Exhaustively debated, the measure touches upon a wide range of issues from establishing a consumer protection agency within the Federal Reserve Bank to setting new requirements for credit rating agencies and higher capital requirements for larger banks. The bill also establishes a process for the government to wind down or dismantle failing financial institutions.

Almost all of these provisions were–and in some quarters, still are–deemed controversial and likely to weaken financial institutions. One in particular–a provision by Sen. Blanche Lincoln (D-AR), chairman of the Senate Agriculture Committee, to significantly restrict trading in derivatives–is very controversial and will need to be addressed in committee.

Other than the derivatives proposal, though, many of the measures included in the Senate bill most likely to directly affect commercial real estate are mimicked in the House version, which passed at the end of last year.
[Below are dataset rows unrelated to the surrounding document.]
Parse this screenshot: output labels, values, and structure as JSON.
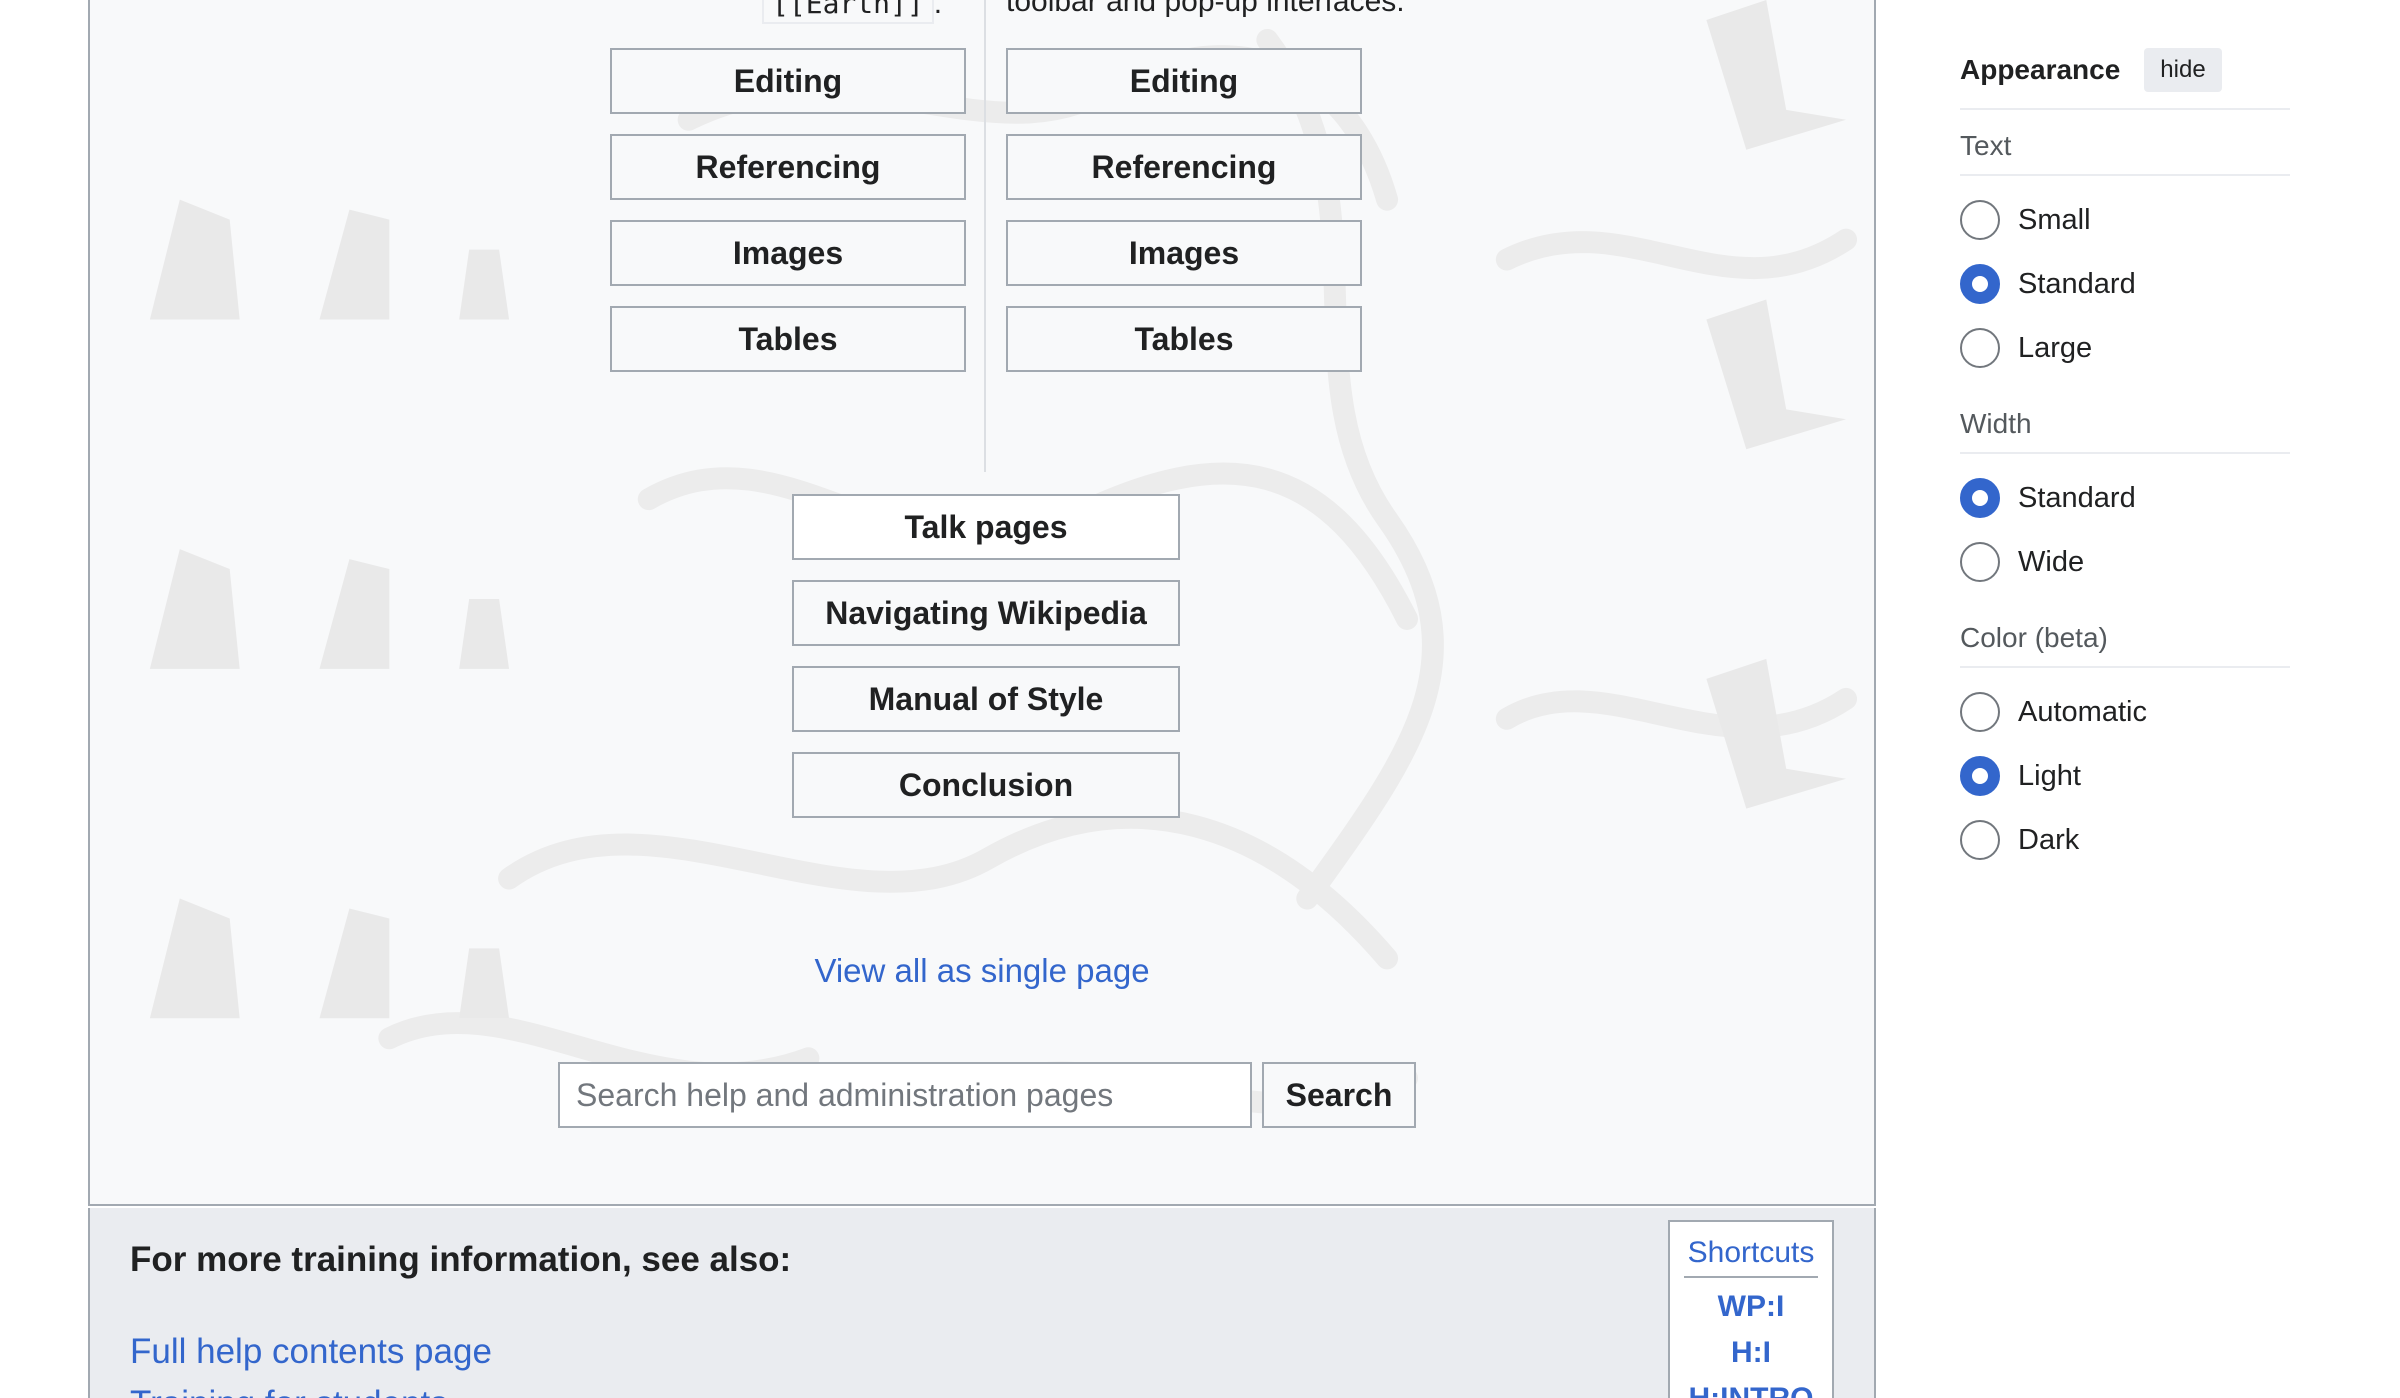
{
  "content": {
    "partial_left": "[[Earth]]",
    "partial_left_suffix": ".",
    "partial_right": "toolbar and pop-up interfaces.",
    "column_a_buttons": [
      "Editing",
      "Referencing",
      "Images",
      "Tables"
    ],
    "column_b_buttons": [
      "Editing",
      "Referencing",
      "Images",
      "Tables"
    ],
    "shared_buttons": [
      "Talk pages",
      "Navigating Wikipedia",
      "Manual of Style",
      "Conclusion"
    ],
    "single_page_link": "View all as single page",
    "search": {
      "placeholder": "Search help and administration pages",
      "value": "",
      "button_label": "Search"
    }
  },
  "see_also": {
    "heading": "For more training information, see also:",
    "links": [
      "Full help contents page",
      "Training for students"
    ],
    "shortcuts": {
      "title": "Shortcuts",
      "items": [
        "WP:I",
        "H:I",
        "H:INTRO"
      ]
    }
  },
  "appearance": {
    "title": "Appearance",
    "hide_label": "hide",
    "sections": [
      {
        "label": "Text",
        "options": [
          "Small",
          "Standard",
          "Large"
        ],
        "selected": "Standard"
      },
      {
        "label": "Width",
        "options": [
          "Standard",
          "Wide"
        ],
        "selected": "Standard"
      },
      {
        "label": "Color (beta)",
        "options": [
          "Automatic",
          "Light",
          "Dark"
        ],
        "selected": "Light"
      }
    ]
  },
  "colors": {
    "link": "#3366cc",
    "border": "#a2a9b1",
    "panel_bg": "#f8f9fa",
    "see_also_bg": "#eaecf0",
    "radio_checked": "#3366cc"
  }
}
Chief among these is the so-called “skin the game” provision for securitization loans–a measure that the Commercial Real Estate Finance Council said it supports. That measure was introduced by Sen. Mike Crapo (R-ID). It allows US regulators to choose the most appropriate form of risk retention for commercial real estate finance, including a percent retention, underwriting standards and controls or stronger representations and warranties.
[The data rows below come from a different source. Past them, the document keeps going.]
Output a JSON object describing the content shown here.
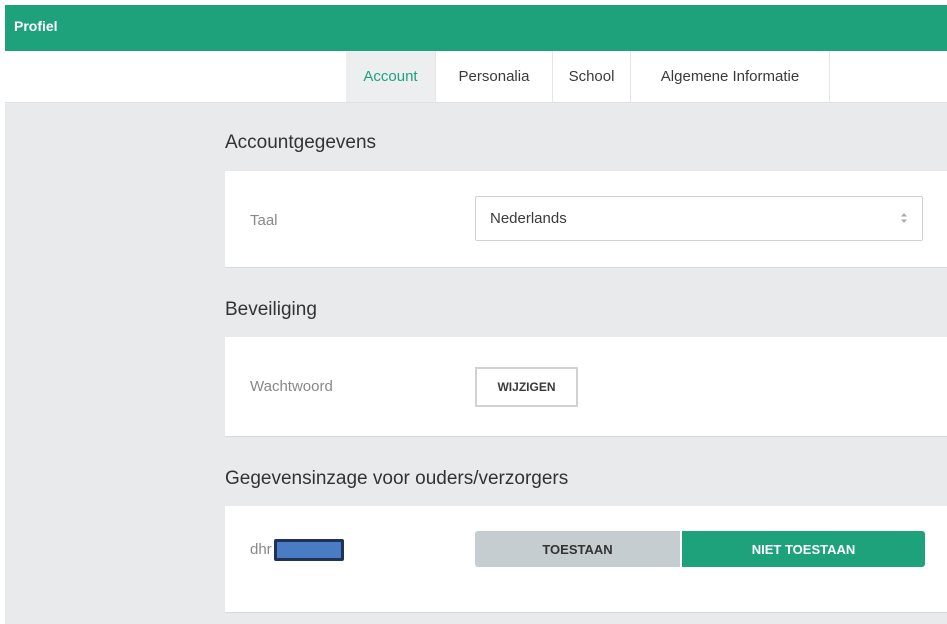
{
  "header": {
    "title": "Profiel",
    "color": "#1ea27c"
  },
  "tabs": [
    {
      "label": "Account",
      "active": true
    },
    {
      "label": "Personalia",
      "active": false
    },
    {
      "label": "School",
      "active": false
    },
    {
      "label": "Algemene Informatie",
      "active": false
    }
  ],
  "account": {
    "title": "Accountgegevens",
    "language_label": "Taal",
    "language_value": "Nederlands"
  },
  "security": {
    "title": "Beveiliging",
    "password_label": "Wachtwoord",
    "change_button": "WIJZIGEN"
  },
  "access": {
    "title": "Gegevensinzage voor ouders/verzorgers",
    "person_prefix": "dhr",
    "allow_label": "TOESTAAN",
    "deny_label": "NIET TOESTAAN",
    "selected": "NIET TOESTAAN"
  }
}
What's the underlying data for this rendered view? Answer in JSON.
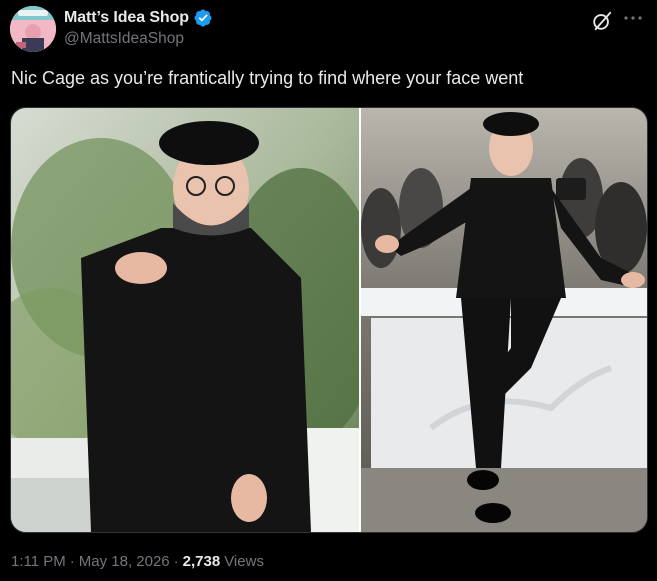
{
  "author": {
    "display_name": "Matt’s Idea Shop",
    "handle": "@MattsIdeaShop",
    "verified_icon": "verified-badge-icon",
    "accent": "#1d9bf0"
  },
  "actions": {
    "grok_icon": "grok-icon",
    "more_icon": "more-options-icon"
  },
  "post": {
    "text": "Nic Cage as you’re frantically trying to find where your face went"
  },
  "media": {
    "image_count": 2
  },
  "meta": {
    "time": "1:11 PM",
    "sep1": "·",
    "date": "May 18, 2026",
    "sep2": "·",
    "views_count": "2,738",
    "views_label": "Views"
  }
}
Also, US regulators may consider allowing a third-party investor, such as a B piece buyer, in addition to the loan originator, to satisfy a potential retention mandate as long as they perform due diligence, purchase a first-loss provision and retain this risk. The House bill includes similar language, granting regulators the flexibility to allow a third-party investor to satisfy the new retention requirements.

The final Senate version also includes a provision that would require the SEC to establish a self-regulatory organization–the Credit Rating Agencies Board–to determine who conducts the initial rating for any structured financial products. The Commercial Real Estate Finance Council is less certain about this provision’s value to the industry, saying its potential impact is still unclear.

That said, the legislation, as amended, will deliver enough certainty to bolster investor confidence in the emerging CMBS market, Brendan Reilly, SVP of government relations for the Commercial Real Estate Financial Council, tells “We believe the bill offers important reforms that strengthen the market, but it also ensures that these reforms are customized by asset class to support private lending that is critical to commercial real estate.” That confidence, though, he adds, is going to be tempered with the need to look at the totality of regulatory and accounting reforms that are being discussed. “It is vital that all of these reforms are coordinated and tailored by market,” Reilly says.